Artificial intelligence to combat antibiotic resistance in bacteria with significant human impact
A team of researchers from the Universitat Politècnica de València (UPV) and the Fundación para la Investigación Biomédica del Hospital Universitario Ramón y Cajal (FIBio-HRC), has developed, with the collaboration of the technology company Biotech Vana S. L, ARES (Antibiotic Resistance Evolution Simulator), an artificial intelligence tool to predict the evolution of the dynamics of transmission of antibiotic resistance in bacteria with a significant impact on humans, in order to be able to act in those cases in which the predicted scenario involves serious risks.
Based on membrane computing, the tool analyzes the behavior of the living eukaryotic cell and processes the information in a biomolecular key through DNA, RNA and proteins. From this, and through different algorithmic combinations, it is possible to know whether a given antibiotic will lose its effectiveness in one or another scenario.
Anticipation from accurate predictions
In this regard, it should be noted that membrane computing makes it possible to model, at many different levels, aspects of antibiotic resistance. For example, the behavior of a bacterium that has acquired resistance genes can be modeled.
As José María Sempere, member of the Research Group on Automata, Formal Languages and their Applications (ALFA)-VRAIN Institute, explains, «the idea is that a bacterium that has acquired or developed resistance to antibiotics can lodge in a healthy person (without bacteria with resistance) and this person, in turn, can transmit these resistant bacteria to other people in the form of an epidemic. The scenarios can be very complex and ARES has the ability to simulate them. It allows us to anticipate what would happen under a range of conditions.
At the individual level, ARES allows us to model, for a patient, both the frequency and the doses required of an antibiotic with certain characteristics. «We can also see, based on the rate of transmission of resistance genes, how bacterial colonies are growing in what would be a person’s microbiota,» says Sempere. «In reality, what the tool does is to give an accurate prediction of what could happen at the micro and macro levels and, from there, if an unfavorable scenario is glimpsed, it can be corrected,» he adds.
The latest work of the FIBio-HRC and Biotech Vana S.L. team has revealed how plasmid parameters affect the transmission dynamics of resistance genes. Their results have recently been published in the journal Antimicrobial Agents and Chemotherapy of the American Society for Microbiology.

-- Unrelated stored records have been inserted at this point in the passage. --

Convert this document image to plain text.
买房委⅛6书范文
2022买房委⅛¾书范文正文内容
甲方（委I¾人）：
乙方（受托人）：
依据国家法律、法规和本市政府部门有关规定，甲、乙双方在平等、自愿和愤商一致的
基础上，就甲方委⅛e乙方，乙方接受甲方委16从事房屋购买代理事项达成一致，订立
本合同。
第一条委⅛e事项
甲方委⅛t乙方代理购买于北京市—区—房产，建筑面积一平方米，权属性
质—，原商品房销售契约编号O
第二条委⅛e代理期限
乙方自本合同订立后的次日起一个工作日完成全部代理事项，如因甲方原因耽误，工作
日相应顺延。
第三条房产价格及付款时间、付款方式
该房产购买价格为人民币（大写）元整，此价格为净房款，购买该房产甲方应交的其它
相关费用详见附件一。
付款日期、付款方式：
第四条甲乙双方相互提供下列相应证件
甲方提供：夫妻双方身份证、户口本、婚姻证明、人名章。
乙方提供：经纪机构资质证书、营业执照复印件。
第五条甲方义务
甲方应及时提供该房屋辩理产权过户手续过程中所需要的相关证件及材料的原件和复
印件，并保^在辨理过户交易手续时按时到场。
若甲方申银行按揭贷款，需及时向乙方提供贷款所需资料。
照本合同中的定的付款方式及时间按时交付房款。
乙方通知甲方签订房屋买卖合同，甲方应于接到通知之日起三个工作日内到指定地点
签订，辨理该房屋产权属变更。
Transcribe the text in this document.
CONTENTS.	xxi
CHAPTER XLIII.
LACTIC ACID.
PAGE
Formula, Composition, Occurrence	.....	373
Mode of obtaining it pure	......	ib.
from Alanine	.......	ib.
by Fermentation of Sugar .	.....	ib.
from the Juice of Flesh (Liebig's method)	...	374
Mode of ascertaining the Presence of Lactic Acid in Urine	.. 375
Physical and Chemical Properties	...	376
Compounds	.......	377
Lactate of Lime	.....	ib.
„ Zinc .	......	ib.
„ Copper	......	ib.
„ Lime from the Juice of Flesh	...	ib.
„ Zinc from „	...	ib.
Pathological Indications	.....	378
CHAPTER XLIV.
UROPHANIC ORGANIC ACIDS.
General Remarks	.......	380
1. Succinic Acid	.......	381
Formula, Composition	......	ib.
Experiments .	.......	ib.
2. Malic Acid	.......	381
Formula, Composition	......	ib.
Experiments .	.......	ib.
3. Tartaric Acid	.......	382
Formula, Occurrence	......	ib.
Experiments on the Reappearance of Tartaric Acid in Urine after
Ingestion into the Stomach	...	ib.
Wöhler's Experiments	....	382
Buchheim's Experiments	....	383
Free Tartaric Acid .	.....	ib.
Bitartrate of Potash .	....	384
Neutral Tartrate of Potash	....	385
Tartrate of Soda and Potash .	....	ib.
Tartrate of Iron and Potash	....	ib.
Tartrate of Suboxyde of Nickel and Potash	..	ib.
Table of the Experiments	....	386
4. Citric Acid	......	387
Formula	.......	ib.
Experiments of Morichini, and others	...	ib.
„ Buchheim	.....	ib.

33,000 deaths per year in Europe
Antibiotic resistance is currently one of the greatest threats to global health. Not surprisingly, according to a study by the European Centre for Disease Prevention and Control (ECDC), more than 33,000 people die each year in Europe alone from infections caused by bacteria that have developed resistance to antibiotics.
Likewise, the World Health Organization (WHO) indicates that the number of infections that are becoming more difficult to treat due to the loss of antibiotic efficacy is increasing. This is the case, for example, of pneumonia, tuberculosis, gonorrhea and salmonellosis. Already in 2018, the WHO warned that, if urgent action is not taken, the world is heading for a post-antibiotic era in which many common infections and minor injuries will once again become life-threatening.
In this context, the development of ARES, which is already being used at the Department of Microbiology of the Ramón y Cajal University Hospital in Madrid and at the Network Research Center for Epidemiology and Public Health (CIBERESP), takes on even greater importance.